Cette recette de tisane estivale de Chantal est disponible sur son site foretsetpapilles.com. Pour remplacer les sodas ou toute autre boisson hypersucrée, les tisanes ont tellement de potentiel! Avec un thé du Labrador qui est en fait une tisane et non un thé (lire l’encadré), Chantal suggère de le laisser infuser un peu plus longtemps, soit environ 15 minutes, puis de l’utiliser comme un bouillon pour cuire du riz ou du quinoa. On ajoute un peu de gras, de l’huile végétale ou du beurre, et on assaisonne au goût.
En cuisine, les tisanes peuvent aussi servir à déglacer. On procède comme pour une sauce au thé, mais on verse la tisane dans sa poêle au lieu du thé. Les tisanes peuvent donc servir… à toutes les sauces !
Aborder l’herboristerie différemment
Tisa-barre, tisa-boule, tisa-freeze… Karina Hammond et Nathalie Morand s’amusent à « tisaner» des recettes populaires. Aujourd’hui,
c’est sous la forme d’un Mr. Freeze que je suçote ma tisane artisanale biologique baptisée Roue de secours ! Abricot, gingembre, hibiscus, stévia. Quelle belle idée d’ainsi ensacher des mélanges de plantes séchées!
Contrairement à Chantal Conan, les propriétaires de la tisanerie Mandala (tisaneriemandala.com) ne cueillent pas. Mais les deux entreprises ont comme point commun d’aborder l’herboristerie différemment, plus «goûteusement», et de ne travailler qu’avec des produits de qualité. La tisanerie Mandala s’approvisionne localement en plantes biologiques auprès d’entreprises d’herboristerie faisant office de distributeur (pour certaines plantes importées, comme l’hibiscus) ou de petits cultivateurs.
Les acheteurs de tisanes sont-ils des siroteurs aux cheveux gris? Depuis l’ouverture de leur boutique en 2011, dans le quartier Hochelaga-Maisonneuve, Karina et Nathalie servent une clientèle jeune. Des 20 ans et plus soucieux de ce qu’ils boivent et peuvent boire sans théine ni caféine.
On se méprend sur les tisanes. Toutes ne facilitent pas le comptage de moutons. Certaines s’avèrent énergisantes. Associer la tisane à la détente, voilà encore un raccourci que nous faisons ! Tout comme ces arômes artificiels très puissants auxquels l’industrie alimentaire nous a habitués. Essayez donc d’infuser des canneberges. Le résultat est pas mal « plate » ! « Avec les tisanes, j’essaie d’emmener les gens ailleurs. Il est possible de conserver leurs propriétés médicinales tout en les utilisant de différentes façons», explique Nathalie, fille d’Abitibi née dans le bois et Hochelaguienne depuis au moins 25 ans.
Son travail consiste à créer des mariages de plantes où chacune, malgré la collectivité, parvient à s’affirmer individuellement, à trouver sa place aromatique.
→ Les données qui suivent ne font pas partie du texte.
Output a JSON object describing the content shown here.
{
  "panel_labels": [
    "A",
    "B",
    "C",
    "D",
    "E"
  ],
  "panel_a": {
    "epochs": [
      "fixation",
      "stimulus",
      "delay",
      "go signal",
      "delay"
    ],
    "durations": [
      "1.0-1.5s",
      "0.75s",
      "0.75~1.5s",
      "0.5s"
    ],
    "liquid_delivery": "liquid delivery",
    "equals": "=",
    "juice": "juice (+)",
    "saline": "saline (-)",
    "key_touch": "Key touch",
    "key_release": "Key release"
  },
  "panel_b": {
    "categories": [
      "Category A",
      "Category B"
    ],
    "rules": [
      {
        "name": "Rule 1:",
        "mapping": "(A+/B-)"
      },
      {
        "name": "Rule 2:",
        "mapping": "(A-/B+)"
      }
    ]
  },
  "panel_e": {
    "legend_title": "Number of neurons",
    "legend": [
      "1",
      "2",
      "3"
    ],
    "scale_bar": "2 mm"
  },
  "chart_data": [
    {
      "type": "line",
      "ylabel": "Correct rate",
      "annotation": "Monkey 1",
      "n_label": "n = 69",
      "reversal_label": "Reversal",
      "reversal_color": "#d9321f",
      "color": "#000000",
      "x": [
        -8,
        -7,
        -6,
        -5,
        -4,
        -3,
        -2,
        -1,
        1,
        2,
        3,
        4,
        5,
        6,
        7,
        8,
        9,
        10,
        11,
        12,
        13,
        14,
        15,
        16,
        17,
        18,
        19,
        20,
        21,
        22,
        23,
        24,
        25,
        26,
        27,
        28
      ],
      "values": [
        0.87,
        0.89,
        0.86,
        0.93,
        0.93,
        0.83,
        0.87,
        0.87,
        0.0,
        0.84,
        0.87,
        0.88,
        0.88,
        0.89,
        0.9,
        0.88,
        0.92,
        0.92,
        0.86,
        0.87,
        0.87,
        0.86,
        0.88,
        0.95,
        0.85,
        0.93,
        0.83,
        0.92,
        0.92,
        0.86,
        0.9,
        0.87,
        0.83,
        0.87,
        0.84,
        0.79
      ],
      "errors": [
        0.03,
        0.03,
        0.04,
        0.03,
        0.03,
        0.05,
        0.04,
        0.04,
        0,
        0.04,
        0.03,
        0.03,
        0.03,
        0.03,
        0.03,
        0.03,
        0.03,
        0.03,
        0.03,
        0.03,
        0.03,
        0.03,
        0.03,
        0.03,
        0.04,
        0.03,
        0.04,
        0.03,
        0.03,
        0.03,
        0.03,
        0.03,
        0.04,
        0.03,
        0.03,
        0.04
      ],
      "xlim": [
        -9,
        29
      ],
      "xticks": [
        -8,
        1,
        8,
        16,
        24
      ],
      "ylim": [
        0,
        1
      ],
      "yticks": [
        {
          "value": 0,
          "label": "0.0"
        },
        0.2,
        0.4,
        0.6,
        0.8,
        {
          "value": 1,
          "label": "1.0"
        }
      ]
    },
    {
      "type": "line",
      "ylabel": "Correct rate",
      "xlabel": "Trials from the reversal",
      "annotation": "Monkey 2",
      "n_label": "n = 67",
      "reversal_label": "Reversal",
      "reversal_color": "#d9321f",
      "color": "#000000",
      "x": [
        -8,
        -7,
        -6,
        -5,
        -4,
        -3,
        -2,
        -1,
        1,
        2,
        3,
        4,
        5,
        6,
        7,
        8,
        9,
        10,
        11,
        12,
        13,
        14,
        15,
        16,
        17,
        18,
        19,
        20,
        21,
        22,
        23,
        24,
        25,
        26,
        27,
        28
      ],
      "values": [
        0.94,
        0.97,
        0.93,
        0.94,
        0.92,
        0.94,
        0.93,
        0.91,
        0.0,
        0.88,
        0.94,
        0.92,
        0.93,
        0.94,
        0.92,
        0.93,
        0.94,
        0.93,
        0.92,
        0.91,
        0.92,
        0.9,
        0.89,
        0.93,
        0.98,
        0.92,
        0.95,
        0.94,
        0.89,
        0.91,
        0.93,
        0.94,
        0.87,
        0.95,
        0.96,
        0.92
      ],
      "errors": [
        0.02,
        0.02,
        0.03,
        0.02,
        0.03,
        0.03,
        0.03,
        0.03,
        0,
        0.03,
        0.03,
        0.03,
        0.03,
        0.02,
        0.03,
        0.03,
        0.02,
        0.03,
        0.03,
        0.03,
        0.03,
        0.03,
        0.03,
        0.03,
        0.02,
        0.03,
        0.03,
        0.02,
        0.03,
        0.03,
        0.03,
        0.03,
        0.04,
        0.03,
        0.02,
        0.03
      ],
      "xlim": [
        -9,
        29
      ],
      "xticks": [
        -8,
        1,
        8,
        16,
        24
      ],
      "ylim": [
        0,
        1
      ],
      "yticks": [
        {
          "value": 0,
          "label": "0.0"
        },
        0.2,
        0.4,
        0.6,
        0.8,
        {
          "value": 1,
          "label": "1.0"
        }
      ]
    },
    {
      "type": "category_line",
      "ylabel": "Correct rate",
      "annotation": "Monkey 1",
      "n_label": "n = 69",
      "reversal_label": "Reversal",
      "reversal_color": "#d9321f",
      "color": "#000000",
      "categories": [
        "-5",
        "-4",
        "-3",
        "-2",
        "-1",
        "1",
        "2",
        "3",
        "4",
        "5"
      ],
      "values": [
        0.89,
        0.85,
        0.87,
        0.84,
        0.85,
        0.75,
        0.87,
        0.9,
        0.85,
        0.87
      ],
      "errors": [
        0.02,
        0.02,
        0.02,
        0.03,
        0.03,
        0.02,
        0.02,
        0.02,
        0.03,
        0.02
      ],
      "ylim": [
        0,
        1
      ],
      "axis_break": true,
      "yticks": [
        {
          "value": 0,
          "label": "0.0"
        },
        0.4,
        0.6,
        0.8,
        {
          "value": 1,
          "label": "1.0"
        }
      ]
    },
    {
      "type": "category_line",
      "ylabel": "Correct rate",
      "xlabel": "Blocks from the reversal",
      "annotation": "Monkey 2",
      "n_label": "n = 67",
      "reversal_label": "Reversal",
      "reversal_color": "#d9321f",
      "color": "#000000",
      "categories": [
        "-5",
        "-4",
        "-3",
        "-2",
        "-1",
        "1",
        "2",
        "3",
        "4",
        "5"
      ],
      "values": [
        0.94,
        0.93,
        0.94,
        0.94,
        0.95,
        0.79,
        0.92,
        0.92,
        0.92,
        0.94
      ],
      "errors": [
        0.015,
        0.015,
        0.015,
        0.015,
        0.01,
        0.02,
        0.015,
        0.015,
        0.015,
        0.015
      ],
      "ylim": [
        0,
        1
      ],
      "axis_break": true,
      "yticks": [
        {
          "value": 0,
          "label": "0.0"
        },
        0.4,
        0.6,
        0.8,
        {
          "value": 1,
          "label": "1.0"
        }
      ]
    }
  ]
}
Une démarche similaire lorsqu’on cuisine avec les épices. «Chaque tisane pourrait être servie chaude, froide, glacée ou en dessert. Parmi nos 70 à 80 tisanes proposées, nous avons retenu les plus populaires, notamment celles avec des saveurs fruitées », précise Karina, qui s’occupe de tout ce qui est communication et développement des affaires.
La tisane sous toutes ses formes
En boutique, les deux sympathiques propriétaires me convient à un exercice vraiment intéressant. Goûter à la même tisane créée par Nathalie sous différentes formes: en bouchée de barre tendre sans cuisson, en shooter non alcoolisé servi bien frais, en morceau glacé à suçoter et en version très froide avec de la glace pilée. Ce mélange de plantes séchées, selon la manière dont je l’ai consommé, s’est révélé très différemment.
Moralité. On cuisine encore peu, voire pas du tout avec les tisanes. Barmans, boulangers, cuisiniers, pâtissiers… Qu’attendezvous pour vous amuser avec elles ? Dans un cocktail, une pâte à pain, en mélange à frotter sur une viande ou un poisson, un gâteau… et j’en passe! Comme le thé, la tisane mérite d’être explorée, défrichée en cuisine. Décoincée de la tasse.